Today (written on 9/22/2011) I visited my family after a long day of classes. I had left my last class feeling very angry, irritated, and plain old tired. Three hours later after visiting with my family, it is amazing how clear-headed and refreshed I feel.
While I met 3/4 of the family last Friday, today was the first time I met the eldest sister. From the start, it was clear that this she is the glue and the heart of this family. She has a constantly smiling face and upbeat, 100mph voice, no matter what the subject of conversation. With the best grasp of English in the family, this sister is not only an uplifting presence but she is clearly also the family’s ambassador to their new lives in America. She openly explained to my partner and me her family’s story– of how her family had moved from Bhutan to Nepal many generations ago, how her grandparents and parents had grown up in Bhutan, how the Bhutanese government changed their views of people of Nepalese heritage when she was born, how her family was forced to return to Nepal, and how her family lived in a refugee camp for 18 years. She used the word “difficult” to describe her story. I could only imagine how difficult it must have been and how any vocabulary, no matter how advanced, would most likely be lacking to describe such a journey. Yet, as she told this story, she never stopped smiling and she said that whenever she thinks her parents appear to be thinking of “difficult things,” she dances and sings to make them laugh. Her indomitable, optimistic spirit is amazing and, I think, a huge reason why I returned from my visit so happy.

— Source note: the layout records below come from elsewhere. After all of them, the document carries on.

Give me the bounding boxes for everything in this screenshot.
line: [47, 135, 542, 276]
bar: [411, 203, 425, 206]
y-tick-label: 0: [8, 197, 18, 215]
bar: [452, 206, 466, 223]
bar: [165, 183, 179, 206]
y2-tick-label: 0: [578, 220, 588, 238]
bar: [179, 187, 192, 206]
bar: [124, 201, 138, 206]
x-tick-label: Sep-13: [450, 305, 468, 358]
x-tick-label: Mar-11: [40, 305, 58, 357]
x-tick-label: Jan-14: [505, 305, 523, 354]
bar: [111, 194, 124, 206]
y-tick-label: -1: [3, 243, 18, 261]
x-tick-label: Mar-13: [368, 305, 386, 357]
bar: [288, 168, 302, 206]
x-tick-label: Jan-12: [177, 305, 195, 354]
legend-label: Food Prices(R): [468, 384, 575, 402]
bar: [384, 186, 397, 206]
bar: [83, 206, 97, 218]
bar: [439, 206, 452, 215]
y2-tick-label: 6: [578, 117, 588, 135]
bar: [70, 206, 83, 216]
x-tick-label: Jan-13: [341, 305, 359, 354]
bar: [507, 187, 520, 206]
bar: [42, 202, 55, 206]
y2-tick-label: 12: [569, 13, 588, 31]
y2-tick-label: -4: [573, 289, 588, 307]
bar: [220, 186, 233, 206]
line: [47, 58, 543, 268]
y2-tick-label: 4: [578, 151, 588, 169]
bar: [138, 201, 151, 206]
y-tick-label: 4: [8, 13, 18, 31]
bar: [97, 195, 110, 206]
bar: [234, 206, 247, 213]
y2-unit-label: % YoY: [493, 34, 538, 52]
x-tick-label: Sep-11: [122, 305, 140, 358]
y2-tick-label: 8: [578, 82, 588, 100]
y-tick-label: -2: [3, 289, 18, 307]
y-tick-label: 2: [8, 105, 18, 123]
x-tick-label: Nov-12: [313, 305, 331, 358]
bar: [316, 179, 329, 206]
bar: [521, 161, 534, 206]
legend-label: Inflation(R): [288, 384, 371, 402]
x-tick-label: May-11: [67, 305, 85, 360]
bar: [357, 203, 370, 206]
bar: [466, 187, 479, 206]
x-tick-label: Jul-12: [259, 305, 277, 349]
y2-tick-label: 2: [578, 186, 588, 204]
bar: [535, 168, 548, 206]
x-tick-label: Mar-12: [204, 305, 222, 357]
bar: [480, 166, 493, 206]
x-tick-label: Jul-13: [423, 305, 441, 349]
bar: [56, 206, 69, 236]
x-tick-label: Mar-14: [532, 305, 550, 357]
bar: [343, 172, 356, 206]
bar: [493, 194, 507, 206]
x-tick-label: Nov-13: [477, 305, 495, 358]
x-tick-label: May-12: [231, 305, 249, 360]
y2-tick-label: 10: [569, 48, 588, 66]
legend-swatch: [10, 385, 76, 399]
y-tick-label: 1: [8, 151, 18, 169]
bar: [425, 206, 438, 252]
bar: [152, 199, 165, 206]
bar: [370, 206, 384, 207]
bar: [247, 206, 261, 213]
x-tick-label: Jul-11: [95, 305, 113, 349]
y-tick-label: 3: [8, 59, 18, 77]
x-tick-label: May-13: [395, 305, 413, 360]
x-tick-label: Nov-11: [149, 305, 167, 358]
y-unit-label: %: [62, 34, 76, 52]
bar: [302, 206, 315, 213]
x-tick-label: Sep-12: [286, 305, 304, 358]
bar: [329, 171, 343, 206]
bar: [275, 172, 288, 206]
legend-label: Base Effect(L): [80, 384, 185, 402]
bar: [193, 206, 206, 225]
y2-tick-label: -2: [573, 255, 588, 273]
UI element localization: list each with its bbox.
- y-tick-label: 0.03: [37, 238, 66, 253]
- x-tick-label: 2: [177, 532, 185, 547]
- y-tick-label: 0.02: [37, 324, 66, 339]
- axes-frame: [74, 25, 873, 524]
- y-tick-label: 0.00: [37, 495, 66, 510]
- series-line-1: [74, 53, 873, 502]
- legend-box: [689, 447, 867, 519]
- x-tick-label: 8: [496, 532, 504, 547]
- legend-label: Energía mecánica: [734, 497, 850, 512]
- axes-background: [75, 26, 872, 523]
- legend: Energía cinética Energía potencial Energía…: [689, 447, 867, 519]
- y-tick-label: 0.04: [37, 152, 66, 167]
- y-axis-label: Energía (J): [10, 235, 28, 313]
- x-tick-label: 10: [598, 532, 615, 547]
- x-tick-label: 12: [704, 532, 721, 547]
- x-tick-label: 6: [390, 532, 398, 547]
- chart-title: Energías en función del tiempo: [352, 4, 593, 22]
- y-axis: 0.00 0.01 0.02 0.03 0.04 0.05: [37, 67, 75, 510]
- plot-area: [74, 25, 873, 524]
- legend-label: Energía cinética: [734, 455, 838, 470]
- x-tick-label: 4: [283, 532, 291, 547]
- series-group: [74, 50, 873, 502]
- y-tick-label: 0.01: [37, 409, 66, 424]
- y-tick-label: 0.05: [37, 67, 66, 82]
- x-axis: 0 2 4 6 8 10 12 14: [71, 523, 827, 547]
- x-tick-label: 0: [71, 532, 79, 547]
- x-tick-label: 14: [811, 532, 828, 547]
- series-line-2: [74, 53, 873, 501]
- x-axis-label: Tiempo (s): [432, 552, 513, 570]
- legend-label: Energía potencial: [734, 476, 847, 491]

In addition to hearing the family’s story and meeting the eldest sister, today was the first time I was able to help the younger sister with her homework (Pythagorean theorem), the first time I prayed with the family at their altar, and the first day I shared a meal with the family. I am very excited for many more “firsts” with the family- including taking them to the library or finding them a Buddhist temple. I am looking forward to building a close relationship with this beautiful family. I got on the El after my visit, smelling like aloo and daal- full in the physical sense but also full in the way that comes from having connected with other human beings.